In terms of what they were looking for, and what led to an original group of seven students (which eventually and organically ballooned to twelve over the course of the year), James provided some criteria. “We were looking for a variety of academy experiences. We were looking for a variety of different classes, in terms of grade levels,” he said. “We definitely wanted to make sure we had a number of biracial kids in the mix, because today that’s a significant thing going on for kids who are biracial in terms of finding their sense of identity in this culture—and Oak Park is a magnet for biracial families; it has something like six times the national average of biracial families.” Families were crucial to the casting process, and James said he insisted that the families be present for these early interviews, both for insight into the students and for actually exploring on camera. “I knew that we were going to want to go home with the kids, that we weren’t going to just confine ourselves to school. And as it goes on in the second half, the parents continue to play significant roles,” he said.

So what about the next five? James made allusions to a few things that might happen with some of the characters, but he said he didn’t want to spoil anything. “They’re edited but they’re not done done,” James said, though they’ll certainly be ready for the Starz launch, which might sync with the beginning of the next school year in the fall. “I like these first five,” he said to an audience already fully invested in America To Me, “but the next five are stronger.”

Pass Over

When Spike Lee came across the script for the play Pass Over — a mashup of Waiting for Godot and the biblical Exodus story set in modern-day South Side Chicago — he thought, “This shit is dope,” and decided to make a film out of the live performance partnering with Amazon Studios.

Though the play had already finished its run at Chicago’s Steppenwolf Theatre, stage director Danya Taymor brought the cast and crew back for another night to be filmed, and people from the South Side community were given an opportunity to attend the special performance.

Playwright Antoinette Nwandu revealed that her script grew out of a desire to combine the biblical ideas of justice and freedom that are common in black culture with the existential world of Waiting for Godot, in which two men wait for a man named Godot who never shows up.
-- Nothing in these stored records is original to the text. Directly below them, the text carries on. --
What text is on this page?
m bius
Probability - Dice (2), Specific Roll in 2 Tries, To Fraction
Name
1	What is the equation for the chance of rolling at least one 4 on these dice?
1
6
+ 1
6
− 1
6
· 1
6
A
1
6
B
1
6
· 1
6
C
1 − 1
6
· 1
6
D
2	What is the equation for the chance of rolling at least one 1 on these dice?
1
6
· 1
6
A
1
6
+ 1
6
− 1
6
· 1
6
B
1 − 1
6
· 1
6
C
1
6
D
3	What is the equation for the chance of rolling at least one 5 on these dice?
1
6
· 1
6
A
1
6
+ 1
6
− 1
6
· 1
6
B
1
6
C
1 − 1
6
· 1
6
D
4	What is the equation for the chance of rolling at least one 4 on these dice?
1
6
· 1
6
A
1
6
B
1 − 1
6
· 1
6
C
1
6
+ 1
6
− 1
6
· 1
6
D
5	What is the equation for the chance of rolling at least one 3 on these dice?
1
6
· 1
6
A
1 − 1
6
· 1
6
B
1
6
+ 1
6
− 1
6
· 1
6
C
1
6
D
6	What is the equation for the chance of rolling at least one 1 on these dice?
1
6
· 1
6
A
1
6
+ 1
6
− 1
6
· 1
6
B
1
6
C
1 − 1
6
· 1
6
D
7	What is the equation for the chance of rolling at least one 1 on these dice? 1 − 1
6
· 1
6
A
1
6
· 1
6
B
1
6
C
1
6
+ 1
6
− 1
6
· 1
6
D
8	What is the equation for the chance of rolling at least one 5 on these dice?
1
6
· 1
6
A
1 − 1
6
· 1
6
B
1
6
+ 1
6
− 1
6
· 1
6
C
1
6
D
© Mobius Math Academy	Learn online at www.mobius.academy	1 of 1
She explained, “If you’re in a Godot-like situation, where a lot of the problems in the black community both internally and externally continue to happen and continue to cycle … how do you reconcile those seemingly irreconcilable worlds? Do you have hope? Do you say yes, we’re going to get to the promised land one day, or do you say no, we’re stuck on this corner and nothing is ever going to change?”

Co-star Julian Parker, who plays one of the two men waiting at a violent intersection in Chicago, expressed his appreciation for being able to play a multidimensional role rather than a stereotype or oversimplified character. “I’ve been waiting for an opportunity like this my entire life, to grab some meat [with] a role like this, where I’m not just in a wife beater getting dragged from stage left to stage right for 90 minutes at a time. We have four-dimensional characters who — yeah, we can beat our chests too — but we also laugh, we also care. What drew me to this role was how much Antoinette insisted on, despite how devastating the facts are of this play, it’s more than anything a play about two boys that insist on joy.”
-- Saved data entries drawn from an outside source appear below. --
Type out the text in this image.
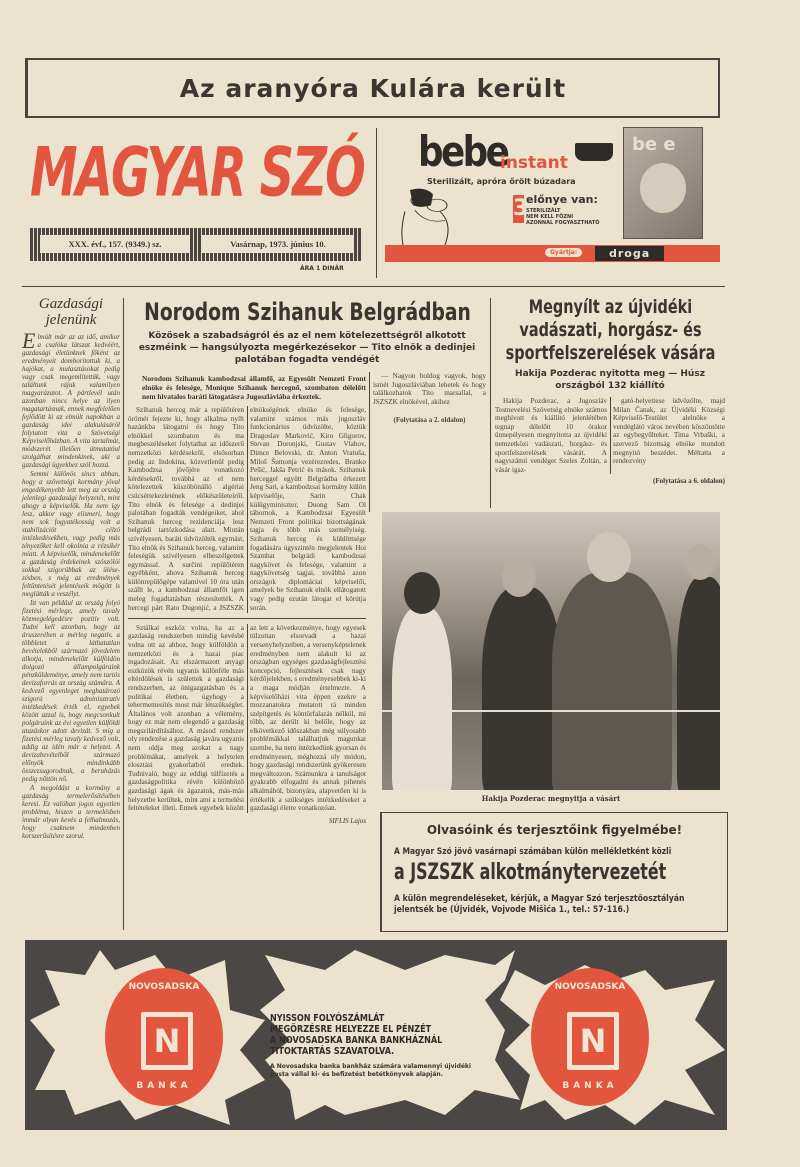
Az aranyóra Kulára került
MAGYAR SZÓ
XXX. évf., 157. (9349.) sz.	Vasárnap, 1973. június 10.
ÁRA 1 DINÁR
bebe
instant
Sterilizált, apróra őrölt búzadara
3
előnye van:
STERILIZÁLT
NEM KELL FŐZNI
AZONNAL FOGYASZTHATÓ
be e
Gyártja:	droga
Gazdasági jelenünk

Elmúlt már az az idő, amikor a csalóka látszat kedvéért, gazdasági életünknek főként az eredményeit domborítottuk ki, a hajókat, a mulasztásokat pedig vagy csak megemlítettük, vagy találtunk rájuk valamilyen magyarázatot. A pártlevél után azonban nincs helye az ilyen magatartásnak, ennek megfelelően fejlődött ki az elmúlt napokban a gazdaság idei alakulásáról folytatott vita a Szövetségi Képviselőházban. A vita tartalmát, módszerét illetően útmutatóul szolgálhat mindenkinek, aki a gazdasági ügyekhez szól hozzá.

Semmi különös sincs abban, hogy a szövetségi kormány jóval engedékenyebb lett meg az ország jelenlegi gazdasági helyzetét, mint ahogy a képviselők. Ha nem így lesz, akkor vagy elismeri, hogy nem sok fogyatékosság volt a stabilizációt célzó intézkedésekben, vagy pedig más tényezőket kell okolnia a rézsikér miatt. A képviselők, mindenekelőtt a gazdaság érdekeinek szószólói sokkal szigorúbbak az ülésezésben, s még az eredmények feltüntetését jelentéseik mögött is meglátták a veszélyt.

Itt van például az ország folyó fizetési mérlege, amely tavaly közmegelégedésre pozitív volt. Tudni kell azonban, hogy az áruszerében a mérleg negatív, a többletet a láthatatlan bevételekből származó jövedelem alkotja, mindenekelőtt külföldön dolgozó állampolgáraink pénzküldeménye, amely nem tartós devizaforrás az ország számára. A kedvező egyenleget meghatározó szigorú adminisztratív intézkedések érték el, egyebek között azzal is, hogy megcsonkult polgáraink az évi egyetlen külföldi utazáskor adott devizát. S míg a fizetési mérleg tavaly kedvező volt, addig az idén már a helyzet. A devizabevételből származó előnyök mindinkább összezsugorodnak, a beruházás pedig nőttön nő.

A megoldást a kormány a gazdaság termelerősítésében keresi. Ez valóban jogos egyetlen probléma, hiszen a termelésben immár olyan kevés a felhalmozás, hogy csaknem mindenben korszerűsítésre szorul.

Norodom Szihanuk Belgrádban
Közösek a szabadságról és az el nem kötelezettségről alkotott eszméink — hangsúlyozta megérkezésekor — Tito elnök a dedinjei palotában fogadta vendégét
Norodom Szihanuk kambodzsai államfő, az Egyesült Nemzeti Front elnöke és felesége, Monique Szihanuk hercegnő, szombaton délelőtt nem hivatalos baráti látogatásra Jugoszláviába érkeztek.

Szihanuk herceg már a repülőtéren örömét fejezte ki, hogy alkalma nyílt hazánkba látogatni és hogy Tito elnökkel szombaton és ma megbeszéléseket folytathat az időszerű nemzetközi kérdésekről, elsősorban pedig az Indokína, közvetlenül pedig Kambodzsa jövőjére vonatkozó kérdésekről, továbbá az el nem kötelezettek küszöbönálló algériai csúcsértekezletének előkészületeiről. Tito elnök és felesége a dedinjei palotában fogadták vendégeiket, ahol Szihanuk herceg rezidenciája lesz belgrádi tartózkodása alatt. Miután szívélyesen, baráti üdvözölték egymást, Tito elnök és Szihanuk herceg, valamint feleségük szívélyesen elbeszélgettek egymással. A surčini repülőtéren egyébként, ahova Szihanuk herceg különrepülőgépe valamivel 10 óra után szállt le, a kambodzsai államfőt igen meleg fogadtatásban részesítették. A hercegi párt Rato Dugonjić, a JSZSZK elnökségének elnöke és felesége, valamint számos más jugoszláv funkcionárius üdvözölte, köztük Dragoslav Marković, Kiro Gligorov, Stevan Doronjski, Gustav Vlahov, Dimce Belovski, dr. Anton Vratuša, Miloš Šumonja vezérezredes, Branko Pešić, Jakša Petrić és mások. Szihanuk herceggel együtt Belgrádba érkezett Jeng Sari, a kambodzsai kormány külön képviselője, Sarin Chak külügyminiszter, Duong Sam Ol tábornok, a Kambodzsai Egyesült Nemzeti Front politikai bizottságának tagja és több más személyiség. Szihanuk herceg és küldöttsége fogadására úgyszintén megjelentek Hoi Szambat belgrádi kambodzsai nagykövet és felesége, valamint a nagykövetség tagjai, továbbá azon országok diplomáciai képviselői, amelyek be Szihanuk elnök ellátogatott vagy pedig ezután látogat el körútja során.

Sztálkai eszköz volna, ha az a gazdaság rendszerben mindig kevésbé volna ott az ahhoz, hogy külföldön a nemzetközi és a hazai piac ingadozásait. Az elszármazott anyagi eszközök révén ugyanis különféle más eltérdölések is születtek a gazdasági rendszerben, az önigazgatásban és a politikai életben, úgyhogy a tehermentesítés most már létszükséglet. Általános volt azonban a vélemény, hogy ez már nem elegendő a gazdaság megszilárdításához. A másod rendszer oly rendezése a gazdaság javára ugyanis nem oldja meg azokat a nagy problémákat, amelyek a helytelen elosztási gyakorlatból eredtek. Tudnivaló, hogy az eddigi túlfizetés a gazdaságpolitika révén különböző gazdasági ágak és ágazatok, más-más helyzetbe kerültek, mint ami a termelési feltételeket illeti. Ennek egyebek között az lett a következménye, hogy egyesek túlzottan elsorvadt a hazai versenyhelyzetben, a versenyképtelenek eredményben nem alakult ki az országban egységes gazdaságfejlesztési koncepció, fejlesztések csak nagy kérdőjelekben, s eredményesebbek ki-ki a maga módján értelmezte. A képviselőházi vita éppen ezekre a mozzanatokra mutatott rá minden szépítgetés és köntörfalazás nélkül, mi több, az derült ki belőle, hogy az elkövetkező időszakban még súlyosabb problémákkal találhatjuk magunkat szembe, ha nem intézkedünk gyorsan és eredményesen, méghozzá oly módon, hogy gazdasági rendszerünk gyökeresen megváltozzon. Számunkra a tanulságot gyakrabb elfogadni és annak pihenés alkalmából, bizonyára, alapvetően ki is értékelik a szükséges intézkedéseket a gazdasági életre vonatkozóan.

SIFLIS Lajos

— Nagyon boldog vagyok, hogy ismét Jugoszláviában lehetek és hogy találkozhatok Tito marsallal, a JSZSZK elnökével, akihez

(Folytatása a 2. oldalon)
Megnyílt az újvidéki vadászati, horgász- és sportfelszerelések vására
Hakija Pozderac nyitotta meg — Húsz országból 132 kiállító

Hakija Pozderac, a Jugoszláv Testnevelési Szövetség elnöke számos meghívott és kiállító jelenlétében tegnap délelőtt 10 órakor ünnepélyesen megnyitotta az újvidéki nemzetközi vadászati, horgász- és sportfelszerelések vásárát. A nagyszámú vendéget Szeles Zoltán, a vásár igaz-

gató-helyettese üdvözölte, majd Milan Čanak, az Újvidéki Községi Képviselő-Testület alelnöke a vendéglátó város nevében köszöntötte az egybegyűlteket. Tima Vrbaški, a szervező bizottság elnöke mondott megnyitó beszédet. Méltatta a rendezvény

(Folytatása a 6. oldalon)
Hakija Pozderac megnyitja a vásárt
Olvasóink és terjesztőink figyelmébe!
A Magyar Szó jövő vasárnapi számában külön mellékletként közli
a JSZSZK alkotmánytervezetét
A külön megrendeléseket, kérjük, a Magyar Szó terjesztőosztályán jelentsék be (Újvidék, Vojvode Mišića 1., tel.: 57-116.)
NOVOSADSKA
N
BANKA
NOVOSADSKA
N
BANKA
NYISSON FOLYÓSZÁMLÁT
MEGŐRZÉSRE HELYEZZE EL PÉNZÉT
A NOVOSADSKA BANKA BANKHÁZNÁL
TITOKTARTÁS SZAVATOLVA.
A Novosadska banka bankház számára valamennyi újvidéki posta vállal ki- és befizetést betétkönyvek alapján.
With nuanced representations of people who may not typically see themselves reflected in the characters on stage, Nwandu explained that this show’s run attracted some of the most diverse audiences the Steppenwolf had ever seen. However, she also pointed out the accessibility issues in theatre throughout the country, with tickets being too expensive for underserved communities to be able to afford it. “Bringing this play to Amazon Prime absolutely blows open the door for accessibility and for getting to audiences who a). might not see theatre or b). might not be able to afford it. It’s a wonderful step that we’re making right now.”